I’m a tech artist hoping to use my skills to create moments when people are present.  Whether that is experiencing rain through an LED umbrella or feeling like a spider with a musical yarn web, connectivity allows us to realize we are in this world together.  On the environment side, I’m a birder and letter-boxer, so I’m often hanging out at parks.  The Pileated Woodpecker is my favorite bird.

I come from many art backgrounds, including poetry, theatre, dance and film.  Oddly, I’ve fallen in love with programmable electronics.  I’m often incorporating them into wearables and other projects.  The piece you see here, Valentine’s Pi, is a Twitter device that follows @LoveQuotes and also lights up when you give it a specific hashtag for your loved one.  It uses a Raspberry Pi circuit board that is similar in size to the Seeeduino Stalker that will be used in the stream monitoring device.  They have different capabilities, but they are both controllers that allow you to program.
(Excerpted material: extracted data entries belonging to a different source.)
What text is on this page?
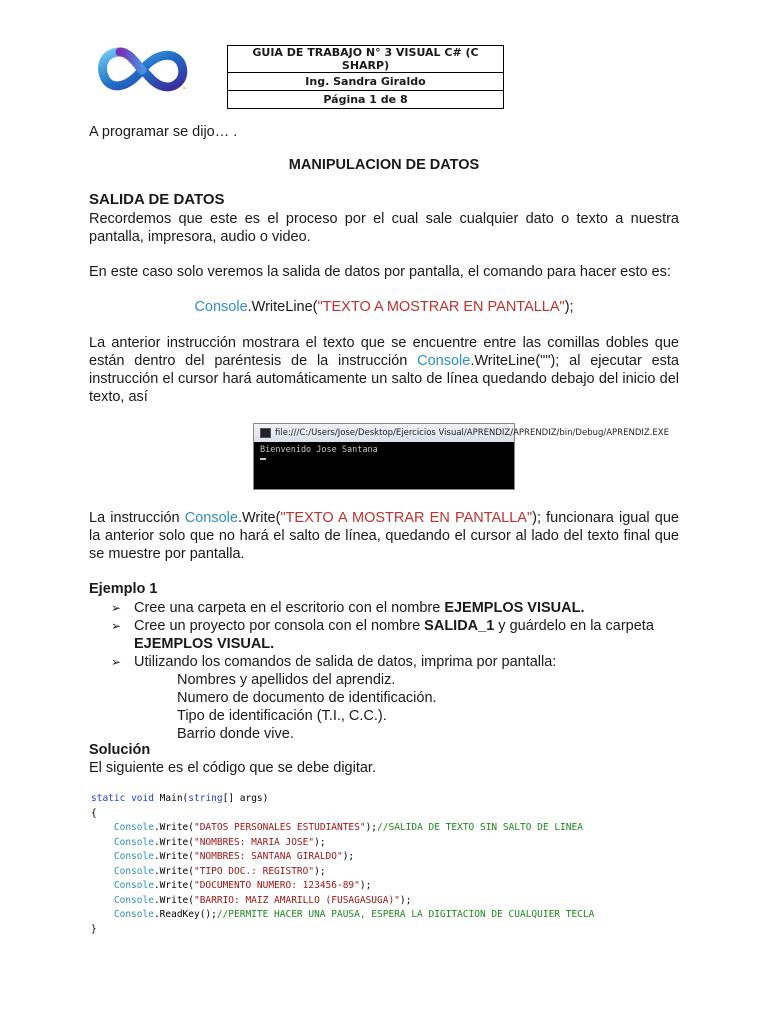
™
GUIA DE TRABAJO N° 3 VISUAL C# (C SHARP)
Ing. Sandra Giraldo
Página 1 de 8
A programar se dijo… .
MANIPULACION DE DATOS
SALIDA DE DATOS
Recordemos que este es el proceso por el cual sale cualquier dato o texto a nuestra pantalla, impresora, audio o video.
En este caso solo veremos la salida de datos por pantalla, el comando para hacer esto es:
Console.WriteLine("TEXTO A MOSTRAR EN PANTALLA");
La anterior instrucción mostrara el texto que se encuentre entre las comillas dobles que están dentro del paréntesis de la instrucción Console.WriteLine(""); al ejecutar esta instrucción el cursor hará automáticamente un salto de línea quedando debajo del inicio del texto, así
file:///C:/Users/Jose/Desktop/Ejercicios Visual/APRENDIZ/APRENDIZ/bin/Debug/APRENDIZ.EXE
Bienvenido Jose Santana
La instrucción Console.Write("TEXTO A MOSTRAR EN PANTALLA"); funcionara igual que la anterior solo que no hará el salto de línea, quedando el cursor al lado del texto final que se muestre por pantalla.
Ejemplo 1
➢ Cree una carpeta en el escritorio con el nombre EJEMPLOS VISUAL.
➢ Cree un proyecto por consola con el nombre SALIDA_1 y guárdelo en la carpeta EJEMPLOS VISUAL.
➢ Utilizando los comandos de salida de datos, imprima por pantalla:
Nombres y apellidos del aprendiz.
Numero de documento de identificación.
Tipo de identificación (T.I., C.C.).
Barrio donde vive.
Solución
El siguiente es el código que se debe digitar.
static void Main(string[] args)
{
Console.Write("DATOS PERSONALES ESTUDIANTES");//SALIDA DE TEXTO SIN SALTO DE LINEA
Console.Write("NOMBRES: MARIA JOSE");
Console.Write("NOMBRES: SANTANA GIRALDO");
Console.Write("TIPO DOC.: REGISTRO");
Console.Write("DOCUMENTO NUMERO: 123456-89");
Console.Write("BARRIO: MAIZ AMARILLO (FUSAGASUGA)");
Console.ReadKey();//PERMITE HACER UNA PAUSA, ESPERA LA DIGITACION DE CUALQUIER TECLA
}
My LandLab project is very meaningful to me because it marks my first step into using my tech skills to advocate for the environment, something that has always been important to me.  There are serious issues concerning water across the world, and if we don’t do something about them soon, only a few will have healthy drinking water.
Hear Leslie speak about her project at http://spts.us/schuylkill-center/-/leslie-birch.

 

Leslie Birch’s Public Programs at The Schuylkill Center for Environmental Education included:
University of Nature Adult learning program prototyping stormwater solutions hackathon-style; collaboration with Franklin Institute’s Climate & Urban Systems Partnership to work with urban Philadelphia students on stormwater investigation and art building; LandLab Kickoff Party; Concluding events in the Philadelphia Science Festival.